Temasek-tied Astrea V Class A-1 bonds’ retail offering meets strong demand

The S$180 million retail offering of the Astrea V class A-1 bonds was 4.5 times subscribed, with almost S$820 million in valid applications from 30,816 applicants by the offer’s close Tuesday, Astrea V and Azalea Investment Management said in a statement Wednesday.

“Demand for the Astrea V private equity Bonds was strong and we are pleased to have broadened our investor base,” Margaret Lui, CEO of Azalea, said in the statement.

“The Astrea PE Bonds are fixed income products based on cashflows from well diversified portfolios of PE Funds. This serves to introduce PE funds to retail investors, via a conservative investment grade structure,” she said.

Lui added that Azalea hoped to offer retail investors the opportunity to invest in the higher-risk, higher-return classes of Astrea bonds.

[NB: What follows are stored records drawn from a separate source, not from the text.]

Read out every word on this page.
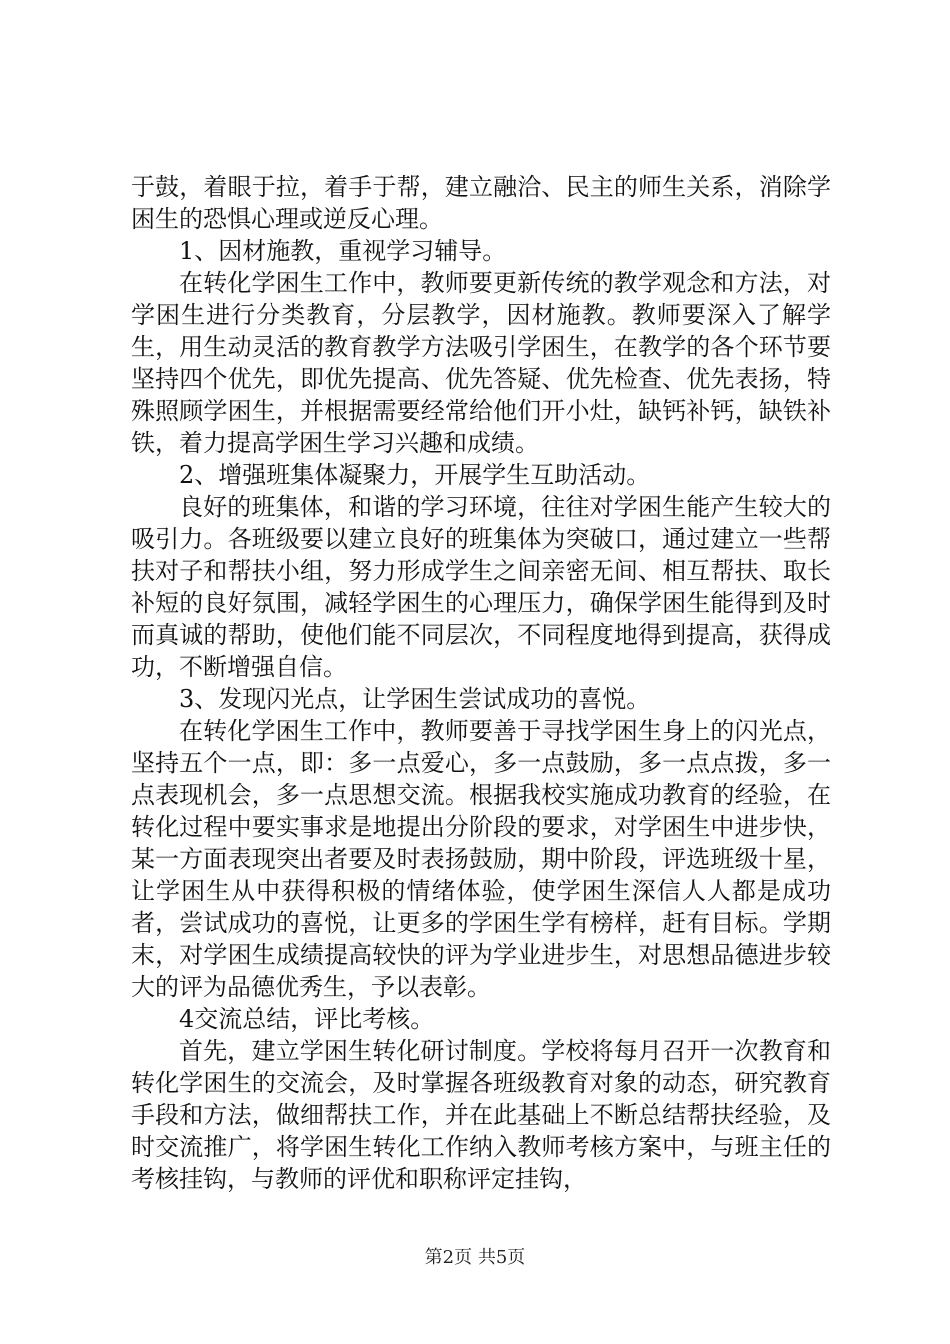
于鼓，着眼于拉，着手于帮，建立融洽、民主的师生关系，消除学困生的恐惧心理或逆反心理。

1、因材施教，重视学习辅导。

在转化学困生工作中，教师要更新传统的教学观念和方法，对学困生进行分类教育，分层教学，因材施教。教师要深入了解学生，用生动灵活的教育教学方法吸引学困生，在教学的各个环节要坚持四个优先，即优先提高、优先答疑、优先检查、优先表扬，特殊照顾学困生，并根据需要经常给他们开小灶，缺钙补钙，缺铁补铁，着力提高学困生学习兴趣和成绩。

2、增强班集体凝聚力，开展学生互助活动。

良好的班集体，和谐的学习环境，往往对学困生能产生较大的吸引力。各班级要以建立良好的班集体为突破口，通过建立一些帮扶对子和帮扶小组，努力形成学生之间亲密无间、相互帮扶、取长补短的良好氛围，减轻学困生的心理压力，确保学困生能得到及时而真诚的帮助，使他们能不同层次，不同程度地得到提高，获得成功，不断增强自信。

3、发现闪光点，让学困生尝试成功的喜悦。

在转化学困生工作中，教师要善于寻找学困生身上的闪光点，坚持五个一点，即：多一点爱心，多一点鼓励，多一点点拨，多一点表现机会，多一点思想交流。根据我校实施成功教育的经验，在转化过程中要实事求是地提出分阶段的要求，对学困生中进步快，某一方面表现突出者要及时表扬鼓励，期中阶段，评选班级十星，让学困生从中获得积极的情绪体验，使学困生深信人人都是成功者，尝试成功的喜悦，让更多的学困生学有榜样，赶有目标。学期末，对学困生成绩提高较快的评为学业进步生，对思想品德进步较大的评为品德优秀生，予以表彰。

4交流总结，评比考核。

首先，建立学困生转化研讨制度。学校将每月召开一次教育和转化学困生的交流会，及时掌握各班级教育对象的动态，研究教育手段和方法，做细帮扶工作，并在此基础上不断总结帮扶经验，及时交流推广，将学困生转化工作纳入教师考核方案中，与班主任的考核挂钩，与教师的评优和职称评定挂钩，

第2页 共5页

All valid retail applicants who applied for less than S$50,000 received some allocation, taking up 75 percent of the class A-1 retail offering, the statement said. Those who applied for S$5,000 or less received their full allocation, Azalea said.

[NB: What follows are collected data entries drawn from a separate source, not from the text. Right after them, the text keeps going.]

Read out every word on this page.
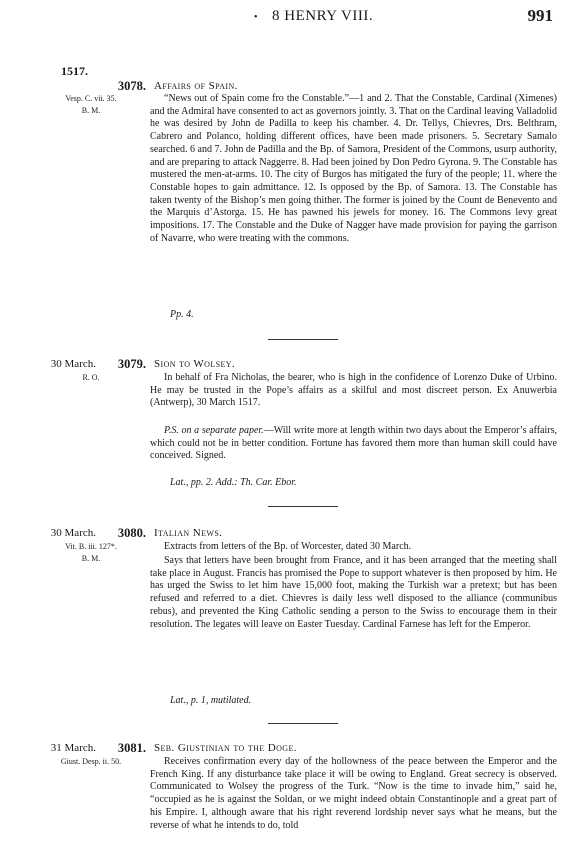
• 8 HENRY VIII.	991
1517.
3078. Affairs of Spain.
Vesp. C. vii. 35.
B. M.
“News out of Spain come fro the Constable.”—1 and 2. That the Constable, Cardinal (Ximenes) and the Admiral have consented to act as governors jointly. 3. That on the Cardinal leaving Valladolid he was desired by John de Padilla to keep his chamber. 4. Dr. Tellys, Chievres, Drs. Belthram, Cabrero and Polanco, holding different offices, have been made prisoners. 5. Secretary Samalo searched. 6 and 7. John de Padilla and the Bp. of Samora, President of the Commons, usurp authority, and are preparing to attack Naggerre. 8. Had been joined by Don Pedro Gyrona. 9. The Constable has mustered the men-at-arms. 10. The city of Burgos has mitigated the fury of the people; 11. where the Constable hopes to gain admittance. 12. Is opposed by the Bp. of Samora. 13. The Constable has taken twenty of the Bishop’s men going thither. The former is joined by the Count de Benevento and the Marquis d’Astorga. 15. He has pawned his jewels for money. 16. The Commons levy great impositions. 17. The Constable and the Duke of Nagger have made provision for paying the garrison of Navarre, who were treating with the commons.
Pp. 4.
30 March.	3079. Sion to Wolsey.
R. O.	In behalf of Fra Nicholas, the bearer, who is high in the confidence of Lorenzo Duke of Urbino. He may be trusted in the Pope’s affairs as a skilful and most discreet person. Ex Anuwerbia (Antwerp), 30 March 1517.
P.S. on a separate paper.—Will write more at length within two days about the Emperor’s affairs, which could not be in better condition. Fortune has favored them more than human skill could have conceived. Signed.
Lat., pp. 2. Add.: Th. Car. Ebor.
30 March.	3080. Italian News.
Vit. B. iii. 127*.
B. M.
Extracts from letters of the Bp. of Worcester, dated 30 March.
Says that letters have been brought from France, and it has been arranged that the meeting shall take place in August. Francis has promised the Pope to support whatever is then proposed by him. He has urged the Swiss to let him have 15,000 foot, making the Turkish war a pretext; but has been refused and referred to a diet. Chievres is daily less well disposed to the alliance (communibus rebus), and prevented the King Catholic sending a person to the Swiss to encourage them in their resolution. The legates will leave on Easter Tuesday. Cardinal Farnese has left for the Emperor.
Lat., p. 1, mutilated.
31 March.	3081. Seb. Giustinian to the Doge.
Giust. Desp. ii. 50.	Receives confirmation every day of the hollowness of the peace between the Emperor and the French King. If any disturbance take place it will be owing to England. Great secrecy is observed. Communicated to Wolsey the progress of the Turk. “Now is the time to invade him,” said he, “occupied as he is against the Soldan, or we might indeed obtain Constantinople and a great part of his Empire. I, although aware that his right reverend lordship never says what he means, but the reverse of what he intends to do, told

Balloting was conducted for those who applied for S$50,000 or more, with successful applications allocated in part, the statement said.

In all, 28,358 retail applicants were allocated bonds, it said.

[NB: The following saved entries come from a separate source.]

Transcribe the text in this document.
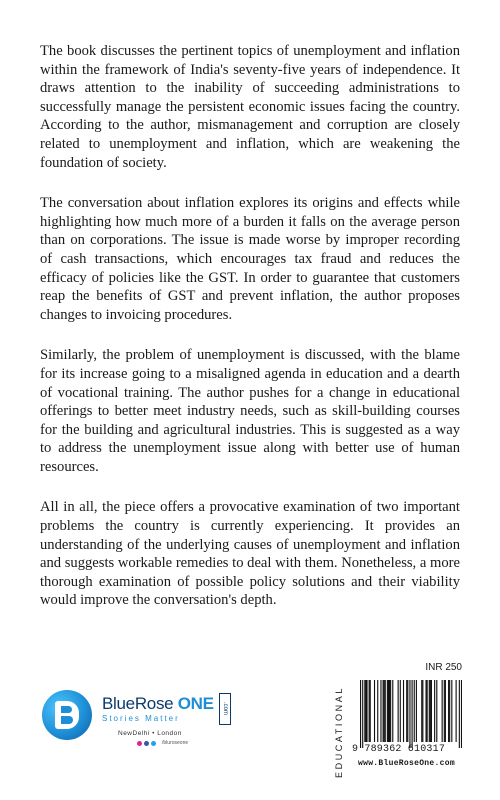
The book discusses the pertinent topics of unemployment and inflation within the framework of India's seventy-five years of independence. It draws attention to the inability of succeeding administrations to successfully manage the persistent economic issues facing the country. According to the author, mismanagement and corruption are closely related to unemployment and inflation, which are weakening the foundation of society.

The conversation about inflation explores its origins and effects while highlighting how much more of a burden it falls on the average person than on corporations. The issue is made worse by improper recording of cash transactions, which encourages tax fraud and reduces the efficacy of policies like the GST. In order to guarantee that customers reap the benefits of GST and prevent inflation, the author proposes changes to invoicing procedures.

Similarly, the problem of unemployment is discussed, with the blame for its increase going to a misaligned agenda in education and a dearth of vocational training. The author pushes for a change in educational offerings to better meet industry needs, such as skill-building courses for the building and agricultural industries. This is suggested as a way to address the unemployment issue along with better use of human resources.

All in all, the piece offers a provocative examination of two important problems the country is currently experiencing. It provides an understanding of the underlying causes of unemployment and inflation and suggests workable remedies to deal with them. Nonetheless, a more thorough examination of possible policy solutions and their viability would improve the conversation's depth.

BlueRose ONE	.com
Stories Matter
NewDelhi • London
/bluroseone	EDUCATIONAL
INR 250
9 789362 610317
www.BlueRoseOne.com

The bonds will be issued, with trading on SGX expected to begin, on Thursday, Azalea said.

Astrea V is part of the Astrea Platform, which is a series of investment products based on private equity funds’ portfolios. Astrea V was launched by Azalea Group, which is wholly owned by Singapore state-owned investment company Temasek.

The retail offering of class A-1 bonds followed the placement of three classes of bonds to institutional and accredited investors: S$135 million of class A-1 bonds, US$230 million of class A-2 bonds and US$140 million of class B bonds, the statement said.

The three bond classes, including both the placement and the public offer, received valid subscriptions of US$4 billion, or a 6.7 times subscription rate for the total US$600 million worth of bonds offered, Azalea said.

High quality institutions took up 55 percent of the bonds, accredited investors acquired 23 percent and retail investors in the public offer received 22 percent, the statement said.